Teengirl Fantasy – 8AM (Bandcamp, Apple Music, Spotify)
Teengirl Fantasy is what it sounds like when you take all of the pop elements out of pop songs. It’s like listening to Britney Spears through a wormhole. Imagine if you somehow became just slightly out of sync with our dimension but realized that you’d left Rihanna playing. All of the pieces of radio-ready dance pop music is there, just assembled by timeless beings with no concept of the self or something.

Pallbearer – Heartless (Bandcamp, Apple Music, Spotify)
Pallbearer is the band my dad imagines when I describe the darkest of the black metal (see Inter Arma, above) to him. It’s got crunch and riffs, but the singing has harmonies, and there are tons of guitar solos. Like, Pink Floyd levels of guitar noodling. It’s got a bent for the old school and the theatric, but it’s still heavy metal, just a bit too slow for headbanging.

Dosh & Ghostband – Def Kith II: The Price is Ill (Bandcamp, Apple Music, Spotify)
Imagine if you had a epic cage match showdown between a bunch of drum machines, synths and arpeggiators. Fights rise, and fall, opponents get tossed out of the ring only to come back and grab the feet of the champs or hand up folding chairs in a moment of chaos. That’s what’s happening here, and we get to sit back and enjoy these machines fighting in lockstep with each other.

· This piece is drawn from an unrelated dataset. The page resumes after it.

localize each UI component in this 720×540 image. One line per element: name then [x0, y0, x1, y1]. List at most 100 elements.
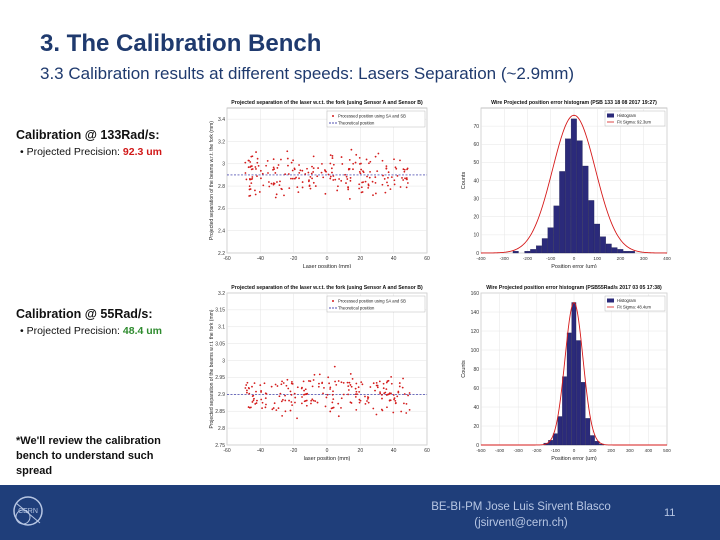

Anamanaguchi – Capsule Silence XXIV (DOWNLOAD, Spotify)
Somehow I didn’t fully process what was happening with Anamanaguchi’s weird Capsule Silence video game until recently, but it looks like they have given us between 16 and 35 tracks that represent demos, experiments, b-sides and other detritus from the last couple of years. I feel like this is a housecleaning of sorts before the finally release their next album.